Former SAA chief executive Vuyani Jarana, who resigned in June this year, should be engaged in the business rescue process of South African Airways, believes Dirk Hermann, chief operating officer of the union Solidarity.
The union met with SAA's newly appointed business rescue practitioner (BRP), Les Matuson, and attorneys representing SAA's board on Friday.
Solidarity and other unions at SAA have also demanded that the BRP initially suggested by labour representatives, Cloete Murray, must be involved in the business rescue process.
Murray is known as one of the liquidators appointed to wind up Bosasa and 14 of its subsidiaries. Speaking to Fin24 on Saturday morning, he indicated he would be willing to assist if required, as in his view, it was a matter of duty.
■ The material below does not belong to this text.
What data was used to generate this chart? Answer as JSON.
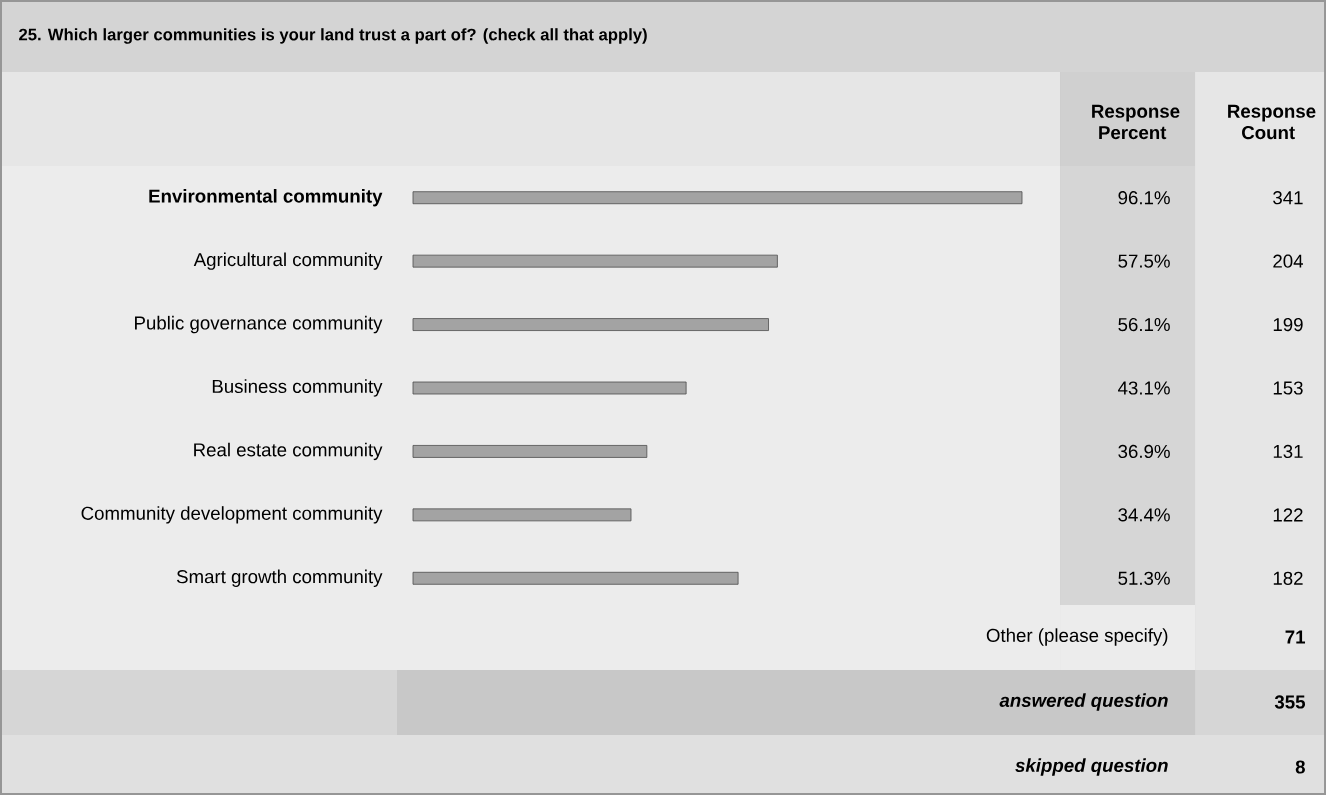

As for Jarana, according to Solidarity, Matuson indicated during the meeting that he would "engage with former SAA CEO Mr Jarana as soon as possible to see in what respect he could be of assistance in the process".
Jarana, who is currently on a business trip out of the country, told Fin24 early on Friday evening that he was not aware of discussions about his involvement and had not been consulted about it.
"So, I cannot comment about it at this stage," he said.
Fin24 attempted to contact Matuson, but was told he was not available. An emailed statement from his spokesperson indicated that stakeholders would receive updates on the business rescue process within 10 days.
SAA placed in business rescue from today
"We think it is of critical importance that all stakeholders are consulted in the business rescue process - and in that regard we engaged positively with Mr Matuson. Labour will play a critical role in the turnaround and in this regard Mr Matuson wholeheartedly agreed," said Hermann.
The union says its request that Matuson consider appointing a second business rescue practitioner was due to "the scale and uniqueness" of a state-owned entity being placed under business rescue.
Hermann believes aviation expertise is "absolutely critical" in enacting a successful turnaround for SAA. According to him, the suggestion that aviation experts be engaged to help, where possible, with the turnaround, was "well received".
"It was agreed that open channels of communication should exist between Solidarity and Mr Matuson as the process unfolds. Of critical importance is the independence of the BRP, because we have seen the results of government interference in the running of the airline," said Hermann.
"Solidarity was assured that Mr Matuson is wholly independent - and that he will be willing to take whatever steps he deems necessary to enact a turnaround independent of government." He said the union would keep a "close eye" on the process.
Over the past 13 years, the flag carrier has incurred over R28bn in cumulative losses. In the medium-term budget policy statement, Finance Minister Tito Mboweni announced that the state would pay off SAA's government-guaranteed debt of R9.2bn over the next three years to honour the airline's contractual obligations.
In a statement issued earlier in the week, SAA said it the business rescue process was an attempt to "minimise the destruction of value across its subsidiaries and provide the best prospects for selected activities within the group to continue operating successfully". It would provide updates following the appointment of business rescue practitioners "as and when appropriate", it added.